No venimos a este mundo a vegetar, a pasarlo cómodamente, a hacer de la vida un sofá que nos adormezca; al contrario, hemos venido a otra cosa, a dejar una huella (Papa Francisco JMJ, 2016).
Fernando Díaz de Sandi Mora
Nuestra muerte supone agotar las múltiples oportunidades que la vida nos fue ofreciendo en cada despertar, en cada amanecer. Es el fin de un ciclo de ocasiones para ser lo que somos y hacer lo que hacemos y regresar a casa, con apenas el equipaje de nuestras acciones.
El día de la muerte, la propia o ajena, estará marcado por la plenitud, la consciencia y la cosecha del bien sembrado a lo largo de nuestras vidas. Es natural y perfectamente normal sentirnos tristes, llorar, extrañar y vivir el adiós con el respeto y dignidad a nuestras emociones y el sentir personal que nos deja la partida de aquellos a quienes amamos. Jesús mismo tuvo a bien validar nuestras lágrimas “cuando un amigo se va”, como versa la mítica canción de Cortez.
Morirse es un paso obligado para retornar al punto de origen, la puerta de entrada hacia los brazos de un Padre amoroso que ya espera, que ha preparado una fiesta por el feliz reencuentro. Pero será necesario ir bien vestidos para la ocasión. El Papa Francisco dice muy bien al respecto: “se necesita el esfuerzo de cada día, todo el día para amar a Dios y a los demás. El Señor nos reconocerá solo por una vida humilde, una buena vida, una vida de fe que se traduzca en obras”. Las obras que hacemos en vida, son el traje que portamos al morir, y es ese atuendo el que nos viste al llegar al banquete que Jesús ha preparado.
Para morirse cualquier día, para vivir sólo este. Cada jornada representa en sí misma una oportunidad única de cambio, de mejora, de crecimiento personal y de encuentros positivos, siempre a favor del que necesita, del que se puede ayudar. Nuestros días se van tejiendo con una rapidez frenética e imparable y van construyendo una vida adornada con acciones que llevan puesto el corazón, la paz, la armonía, la comprensión y el perdón, o bien, la desazón, la tristeza, el rencor, la mentira, la envidia. Las obras realizadas u omitidas en vida, terminan siendo la prenda que nos reviste para emprender el camino a la última morada.

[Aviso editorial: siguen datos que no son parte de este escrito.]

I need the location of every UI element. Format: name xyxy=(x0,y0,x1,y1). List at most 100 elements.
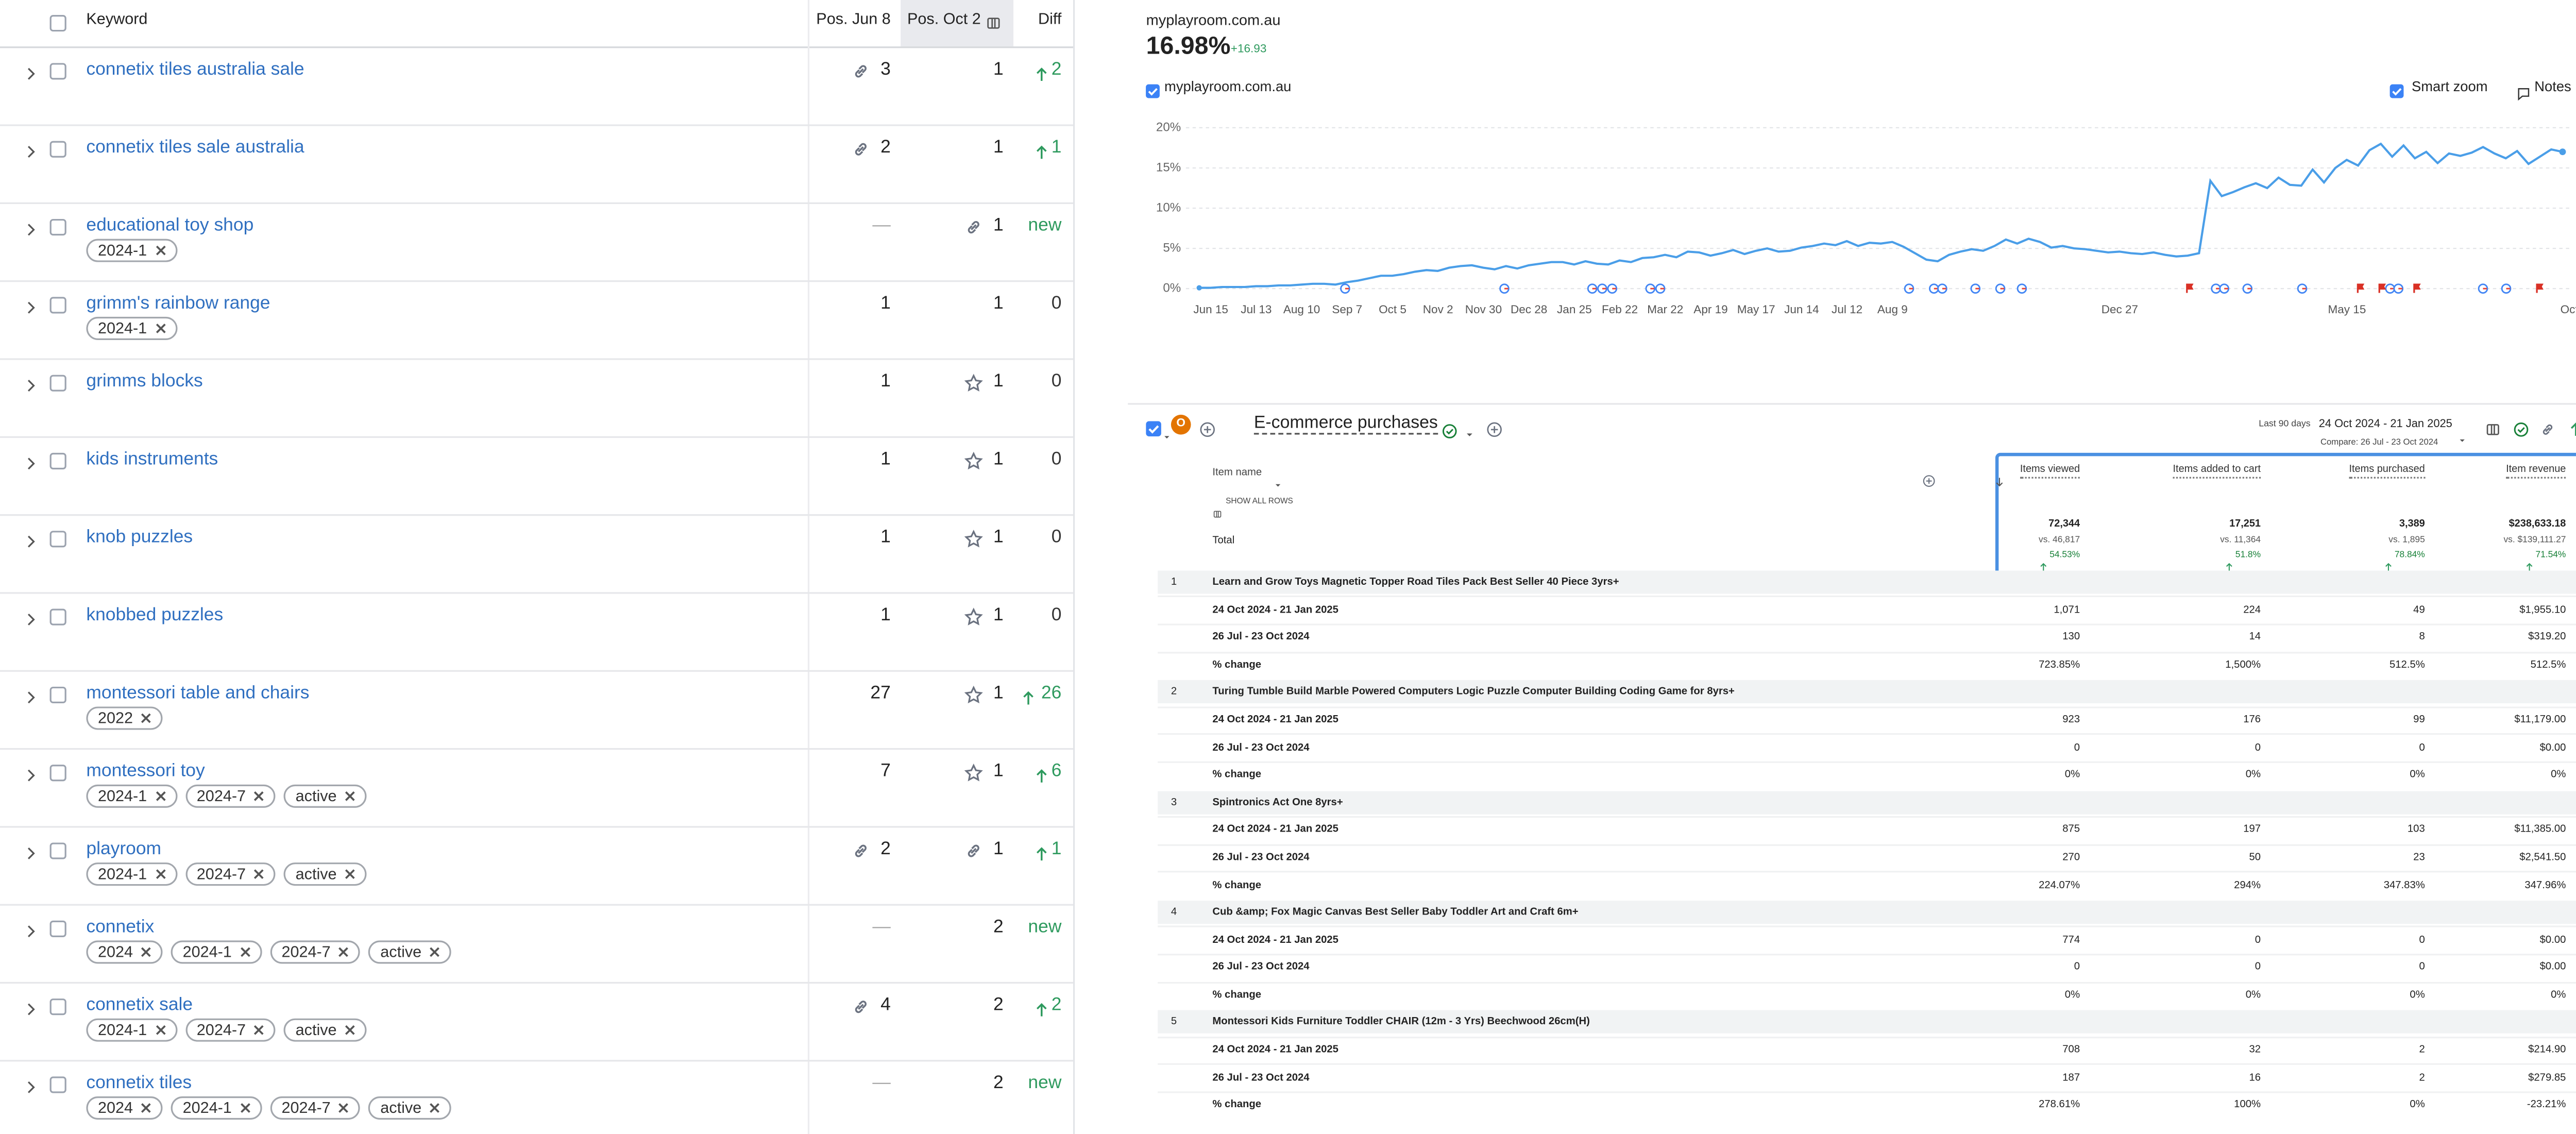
tag-remove[interactable] xyxy=(152,1022,168,1038)
icon-part xyxy=(991,18,996,28)
icon-part xyxy=(155,245,165,256)
tag-remove[interactable] xyxy=(152,242,168,259)
metric-value: $2,541.50 xyxy=(2519,852,2566,864)
position: 1 xyxy=(993,138,1004,158)
keyword-link[interactable]: connetix tiles sale australia xyxy=(86,138,304,158)
keyword-link[interactable]: montessori toy xyxy=(86,761,205,782)
tag-remove[interactable] xyxy=(342,866,358,883)
position: 1 xyxy=(880,449,891,470)
tag[interactable]: 2024-7 xyxy=(269,1096,361,1120)
keyword-link[interactable]: knob puzzles xyxy=(86,527,193,548)
icon-box xyxy=(48,60,68,80)
tag-remove[interactable] xyxy=(335,944,352,960)
smart-zoom[interactable]: Smart zoom xyxy=(2412,78,2488,95)
item-row-bg xyxy=(1158,790,2576,814)
column-header[interactable]: Item revenue xyxy=(2506,464,2566,479)
keyword-link[interactable]: connetix tiles xyxy=(86,1073,192,1093)
show-all-rows[interactable]: SHOW ALL ROWS xyxy=(1226,498,1293,507)
icon-chevron xyxy=(21,918,39,937)
tag-remove[interactable] xyxy=(427,944,443,960)
tag-remove[interactable] xyxy=(342,788,358,804)
tag-remove[interactable] xyxy=(152,866,168,883)
tag[interactable]: 2024-7 xyxy=(185,1018,276,1042)
column-header[interactable]: Items purchased xyxy=(2349,464,2425,479)
keyword-link[interactable]: knobbed puzzles xyxy=(86,605,224,625)
keyword-link[interactable]: montessori table and chairs xyxy=(86,683,310,704)
tag[interactable]: 2024-7 xyxy=(269,940,361,964)
metric-value: 0 xyxy=(2255,934,2261,946)
position: 4 xyxy=(880,995,891,1015)
tag[interactable]: 2024-7 xyxy=(185,862,276,886)
keyword-link[interactable]: connetix tiles australia sale xyxy=(86,59,304,80)
start-point xyxy=(1196,285,1202,291)
tag[interactable]: 2024-1 xyxy=(171,940,262,964)
tag[interactable]: active xyxy=(368,940,452,964)
keyword-link[interactable]: connetix sale xyxy=(86,995,193,1015)
tag[interactable]: 2024-1 xyxy=(86,239,177,262)
keyword-link[interactable]: grimms blocks xyxy=(86,371,203,392)
tag-remove[interactable] xyxy=(335,1099,352,1116)
metric-value: 270 xyxy=(2062,852,2080,864)
keyword-link[interactable]: kids instruments xyxy=(86,449,218,470)
icon-part xyxy=(2513,422,2528,437)
sub-row-border xyxy=(1158,1063,2576,1065)
report-title[interactable]: E-commerce purchases xyxy=(1253,414,1438,435)
tag-remove[interactable] xyxy=(138,1099,155,1116)
keyword-link[interactable]: connetix xyxy=(86,917,155,937)
tag[interactable]: active xyxy=(284,1018,367,1042)
x-tick-label: May 17 xyxy=(1737,303,1775,316)
tag[interactable]: 2022 xyxy=(86,706,163,730)
tag-remove[interactable] xyxy=(342,1022,358,1038)
tag-remove[interactable] xyxy=(251,866,267,883)
icon-box xyxy=(48,12,68,32)
icon-part xyxy=(964,685,983,704)
tag-remove[interactable] xyxy=(251,1022,267,1038)
icon-part xyxy=(345,791,355,801)
icon-chevron xyxy=(21,996,39,1014)
tag-remove[interactable] xyxy=(152,788,168,804)
icon-part xyxy=(345,869,355,879)
tag-remove[interactable] xyxy=(251,788,267,804)
tag[interactable]: 2024 xyxy=(86,1096,163,1120)
tag[interactable]: 2024-1 xyxy=(86,316,177,340)
column-header[interactable]: Items added to cart xyxy=(2173,464,2261,479)
tag[interactable]: active xyxy=(284,862,367,886)
icon-part xyxy=(1926,478,1932,484)
icon-down xyxy=(1993,465,2005,486)
tag[interactable]: active xyxy=(368,1096,452,1120)
metric-value: 16 xyxy=(2249,1072,2261,1084)
icon-part xyxy=(964,530,983,548)
tag[interactable]: 2024-1 xyxy=(86,862,177,886)
keyword-link[interactable]: grimm's rainbow range xyxy=(86,293,270,314)
tag[interactable]: active xyxy=(284,784,367,808)
metric-value: 0 xyxy=(2419,961,2425,974)
notes[interactable]: Notes xyxy=(2534,78,2571,95)
keyword-link[interactable]: educational toy shop xyxy=(86,215,254,236)
tag[interactable]: 2024-1 xyxy=(86,1018,177,1042)
legend-label[interactable]: myplayroom.com.au xyxy=(1164,78,1292,95)
keyword-link[interactable]: playroom xyxy=(86,839,162,859)
tag-remove[interactable] xyxy=(152,320,168,336)
icon-link xyxy=(851,839,871,859)
tag-remove[interactable] xyxy=(138,710,155,726)
tag[interactable]: 2024-1 xyxy=(86,784,177,808)
icon-part xyxy=(49,842,66,859)
tag-remove[interactable] xyxy=(427,1099,443,1116)
tag-label: 2024-1 xyxy=(97,1021,147,1039)
metric-value: $319.20 xyxy=(2528,632,2566,644)
tag[interactable]: 2024-1 xyxy=(171,1096,262,1120)
icon-part xyxy=(1023,691,1033,705)
icon-part xyxy=(855,65,867,78)
tag[interactable]: 2024-7 xyxy=(185,784,276,808)
tag-label: 2024-1 xyxy=(182,943,232,961)
icon-part xyxy=(2385,563,2392,571)
tag-remove[interactable] xyxy=(237,944,253,960)
column-header[interactable]: Items viewed xyxy=(2020,464,2080,479)
segment-badge[interactable]: O xyxy=(1171,414,1191,435)
tag[interactable]: 2024 xyxy=(86,940,163,964)
tag-remove[interactable] xyxy=(138,944,155,960)
tag-remove[interactable] xyxy=(237,1099,253,1116)
diff: 2 xyxy=(1051,995,1062,1015)
icon-part xyxy=(345,869,355,879)
date-range[interactable]: 24 Oct 2024 - 21 Jan 2025 xyxy=(2318,418,2452,431)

Sólo aquellos vestidos con la gala del amor hecho obras, los que porten la elegancia de una feliz vida, se sentirán dignos de sentarse a la mesa. Pero aquellos que llevan harapos roídos y malolientes por una vida desperdiciada, por sí mismos se irán de casa, sintiéndose indignos de llegar a la fiesta, y dejando el lugar vacío, y al Padre Eterno esperando, siempre esperando.
Para morirse, primero es necesario vivir; porque hay vidas tan vacías que aunque vivos, ya están muertos.